Syllabus - Mathematical Models for Speech and Language
Hilary Term 2004. Tuesdays, 12-1, Centre for Language and
Philology Common Room.
DT Week 1
Handout1A: Why probabilities? Why one needs
quantitative, probabilistic models of the world. Errors:
Experimental and Other.
Handout1B:
The logic and math of Probabilities. This include definitions
and basic math on probabilities (e.g. what is the probability
that either of two events will happen).
Odds Ratio form of Bayes' Theorem. Recursive use of Bayes'
Theorem. Deciding between a few discrete alternatives.

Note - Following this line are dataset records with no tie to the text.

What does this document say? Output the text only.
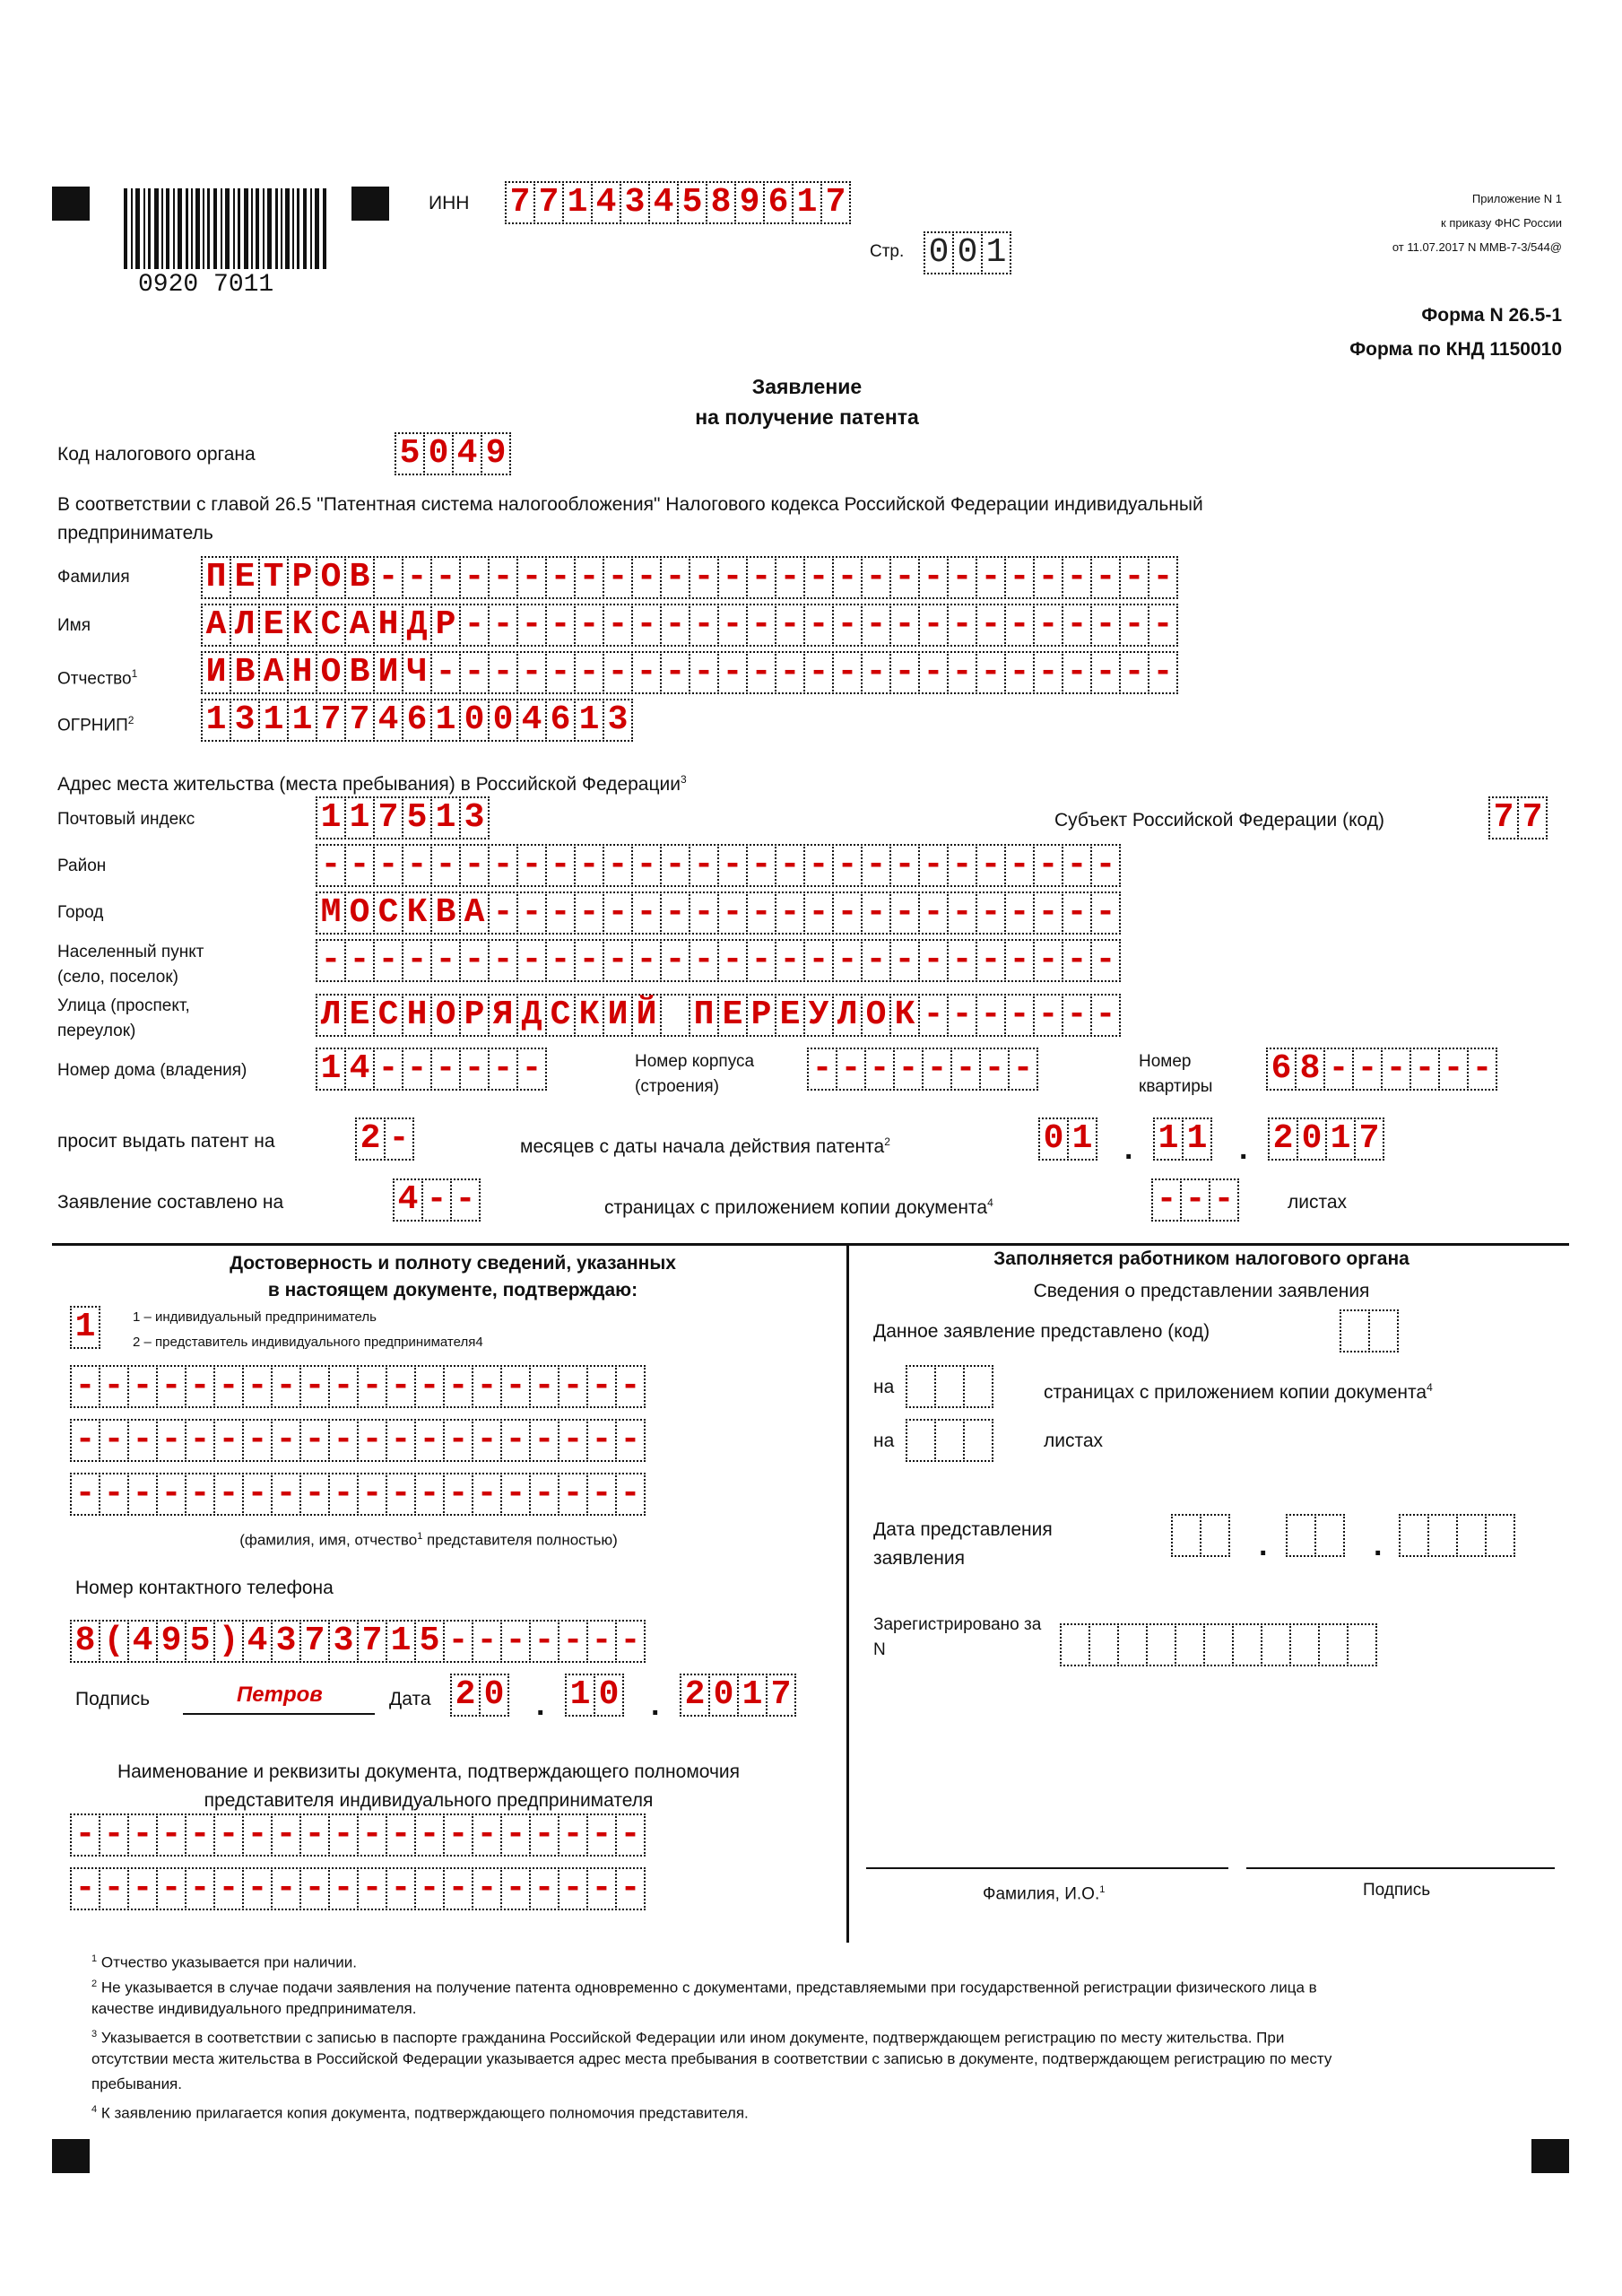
0920 7011
ИНН 7 7 1 4 3 4 5 8 9 6 1 7
Стр. 0 0 1
Приложение N 1
к приказу ФНС России
от 11.07.2017 N ММВ-7-3/544@
Форма N 26.5-1
Форма по КНД 1150010
Заявление
на получение патента
Код налогового органа	5 0 4 9
В соответствии с главой 26.5 "Патентная система налогообложения" Налогового кодекса Российской Федерации индивидуальный
предприниматель
Фамилия П Е Т Р О В - - - - - - - - - - - - - - - - - - - - - - - - - - - -
Имя	А Л Е К С А Н Д Р - - - - - - - - - - - - - - - - - - - - - - - - -
Отчество$^1$ И В А Н О В И Ч - - - - - - - - - - - - - - - - - - - - - - - - - -
ОГРНИП$^2$ 1 3 1 1 7 7 4 6 1 0 0 4 6 1 3
Адрес места жительства (места пребывания) в Российской Федерации$^3$
Почтовый индекс	1 1 7 5 1 3	Субъект Российской Федерации (код)	7 7
Район	- - - - - - - - - - - - - - - - - - - - - - - - - - - -
Город	М О С К В А - - - - - - - - - - - - - - - - - - - - - -
Населенный пункт
(село, поселок)	- - - - - - - - - - - - - - - - - - - - - - - - - - - -
Улица (проспект,
переулок)	Л Е С Н О Р Я Д С К И Й П Е Р Е У Л О К - - - - - - -
Номер дома (владения) 1 4 - - - - - -	Номер корпуса
(строения)	- - - - - - - -	Номер
квартиры 6 8 - - - - - -
просит выдать патент на	2 -	месяцев с даты начала действия патента$^2$	0 1 . 1 1 . 2 0 1 7
Заявление составлено на	4 - -	страницах с приложением копии документа$^4$	- - -	листах
Достоверность и полноту сведений, указанных
в настоящем документе, подтверждаю:
1	1 – индивидуальный предприниматель
2 – представитель индивидуального предпринимателя4
- - - - - - - - - - - - - - - - - - - -
- - - - - - - - - - - - - - - - - - - -
- - - - - - - - - - - - - - - - - - - -
(фамилия, имя, отчество$^1$ представителя полностью)
Номер контактного телефона
8 ( 4 9 5 ) 4 3 7 3 7 1 5 - - - - - - -
Подпись	Петров	Дата 2 0 . 1 0 . 2 0 1 7
Наименование и реквизиты документа, подтверждающего полномочия
представителя индивидуального предпринимателя
- - - - - - - - - - - - - - - - - - - -
- - - - - - - - - - - - - - - - - - - -
Заполняется работником налогового органа
Сведения о представлении заявления
Данное заявление представлено (код)
на	страницах с приложением копии документа$^4$
на	листах
Дата представления
заявления	.	.
Зарегистрировано за
N
Фамилия, И.О.$^1$	Подпись
$^1$ Отчество указывается при наличии.
$^2$ Не указывается в случае подачи заявления на получение патента одновременно с документами, представляемыми при государственной регистрации физического лица в
качестве индивидуального предпринимателя.
$^3$ Указывается в соответствии с записью в паспорте гражданина Российской Федерации или ином документе, подтверждающем регистрацию по месту жительства. При
отсутствии места жительства в Российской Федерации указывается адрес места пребывания в соответствии с записью в документе, подтверждающем регистрацию по месту
пребывания.
$^4$ К заявлению прилагается копия документа, подтверждающего полномочия представителя.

Connection to statistical significance. Preliminary discussion
of Bayes classifiers. Applications: Language and Spam
Identification. Discussion of using statistics to assign
authorship. Handout3A
Decision Rules: maximum likelyhood, maximum a-posteriori
probability (MAP), minimum risk, expected value. How averages
work, including linear regression. Probabilities are
abstractions. Using Bayes' Theorem to estimate probabilities
from frequencies. Then, you can use those probabilities in
Bayes' Theorem to estimate P(Spam) or authorship or style.
Good-Turing
Estimation: how to estimate the probability that the Sun will
not rise tomorrow, or other rare events. How do you compute the
probability that the word ``immunological'' will appear in the
next sentence, given a small corpus of text?